Four Points to VONA, Or the Nagging Question: What Am I Doing Here?

I start with four points, stumble through four thoughts and end with four, gems thats where VONA presents itself so far at the end of the first full day of workshop.
Today was the end of the first full day of “workshopping”, which apparently is a thing you do in a MFA program. I had spent the plane ride over to Miami, Florida reading the manuscripts of other participants in the VONA Voices Travel Writers Workshop. Four things stand out:
  1. I have no idea what I have signed up for, let alone what an MFA experience is all about. This makes the whole thing even more intimidating.
  2. I honestly can’t even compare my writing to these manuscripts I am reading. They are so good, and honestly raw.
  3. I don’t understand poetry, and in fact, I find myself really despising it and despising myself for despising it. Whats this visceral response to poetry about?
  4. As the first/second day comes to an end, I don’t have any answers to my questions but rather far more new questions piling up on an already extensive list of unanswerable questions.
Besides these four immediate bothersome things, I am still really excited to be here. Miami is a great change of environment. The moment I stepped off the plane I got hit with a blast of hot humid air and it hasn’t let up. In fact, during the first full day of workshops the clouds gathered from out over the Atlantic and dumped a gracious amount of rain all over us while we were making our way back from lunch.
I really am happy to have a functional room, and my room mate didn’t show up (this is a constant ongoing occurrence in my life!). Its odd how the smallest things can change attitude. My room at home is not functional, its also not set up in a way that makes me feel welcome. It just exists, much like my current status in life. So having this little space that I can fully control and that provides functionality is a huge blessing that I am realizing the importance of now that I have it.
I also have retreated into my introverted self. I am not going out of my way to make new friends. I am not going out of my way to connect with people outside my workshop. I think the biggest reason is that everyone here embraces their ability to write and their perception of self as a writer, whereas I still feel like an imposter and like a visitor that stumbled upon this magical place where writing is the center of everything everyone does. They seem to know the secret to writing, whereas I am still not privy to it. (Please someone fill me in on it!)

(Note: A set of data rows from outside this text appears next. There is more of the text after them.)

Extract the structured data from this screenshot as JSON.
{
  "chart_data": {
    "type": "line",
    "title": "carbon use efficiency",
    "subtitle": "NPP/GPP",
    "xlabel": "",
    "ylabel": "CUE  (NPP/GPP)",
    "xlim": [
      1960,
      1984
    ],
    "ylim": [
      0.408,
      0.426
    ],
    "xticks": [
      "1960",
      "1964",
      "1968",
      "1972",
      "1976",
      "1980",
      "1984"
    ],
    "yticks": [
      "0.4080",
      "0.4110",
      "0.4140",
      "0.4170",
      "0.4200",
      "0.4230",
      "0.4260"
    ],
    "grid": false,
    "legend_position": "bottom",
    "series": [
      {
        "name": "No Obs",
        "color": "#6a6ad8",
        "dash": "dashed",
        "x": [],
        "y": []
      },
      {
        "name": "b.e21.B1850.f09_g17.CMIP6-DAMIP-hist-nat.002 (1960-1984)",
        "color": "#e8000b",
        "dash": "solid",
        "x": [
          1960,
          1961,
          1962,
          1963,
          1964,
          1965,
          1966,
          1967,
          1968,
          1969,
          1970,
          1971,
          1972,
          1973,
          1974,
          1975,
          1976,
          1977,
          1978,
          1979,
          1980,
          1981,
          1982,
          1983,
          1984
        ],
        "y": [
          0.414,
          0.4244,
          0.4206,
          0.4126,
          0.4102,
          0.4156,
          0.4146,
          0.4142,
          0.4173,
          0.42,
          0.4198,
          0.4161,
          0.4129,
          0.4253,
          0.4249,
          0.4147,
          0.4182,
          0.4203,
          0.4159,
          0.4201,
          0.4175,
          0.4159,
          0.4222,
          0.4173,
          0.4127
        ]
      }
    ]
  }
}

I am trying really hard to focus on the writing and the craft, but also, its Ramadan. Having to fast while here, not having the Ramadan environment, thats proving to be a bit more difficult for me. This is the first Ramadan where I am not fully engaged with it. I am leaning toward skipping the fasting so I can conform to the VONA schedule and make the most out of the “workshopping” experience.
SAMSUNG CSC
Some unrelated yet still significant gems from the experience so far:
  • I dont know much about travel writing, I don’t think that I saw it as a separate genre of literature prior to this workshop. But Faith Adiele, who wrote Meeting Faith and is the facilitator for the travel workshop, framed travel writing as a by product of the imperial endeavor that came into being as an independent genre today. I think that places me in the larger scope of the genre at the intersection of status quo and disruption.
  • Faith also reiterated that “Writing isn’t like gymnastics, you dont age out,” which was a good reminder for me to keep embracing this challenge and working on it for myself.
  • In discussing today’s manuscripts there was a constant focus on the “Show vs Tell” dichotomy in the writing craft. This is part of the craft, and a good writer stays clear of “telling”, rather they are very articulate in showing the reader.
  • English is my dominant language, yet its like a suit, a bit uncomfortable at times. English, like the suit, works and gives a sense of pride. When the suit looks smart you feel good. But that doesn’t make the suit, or the English language, less constricting. Its not like a second skin. Urdu, while its familiar and a source from which I can draw comfort, often makes me feel like I am being viewed by its speakers as I view a white girl wearing a sari and sporting a bhindi- silly, a bit of a token. If I had a language of choice, a second skin, its the language of silent thoughts and observations in my head.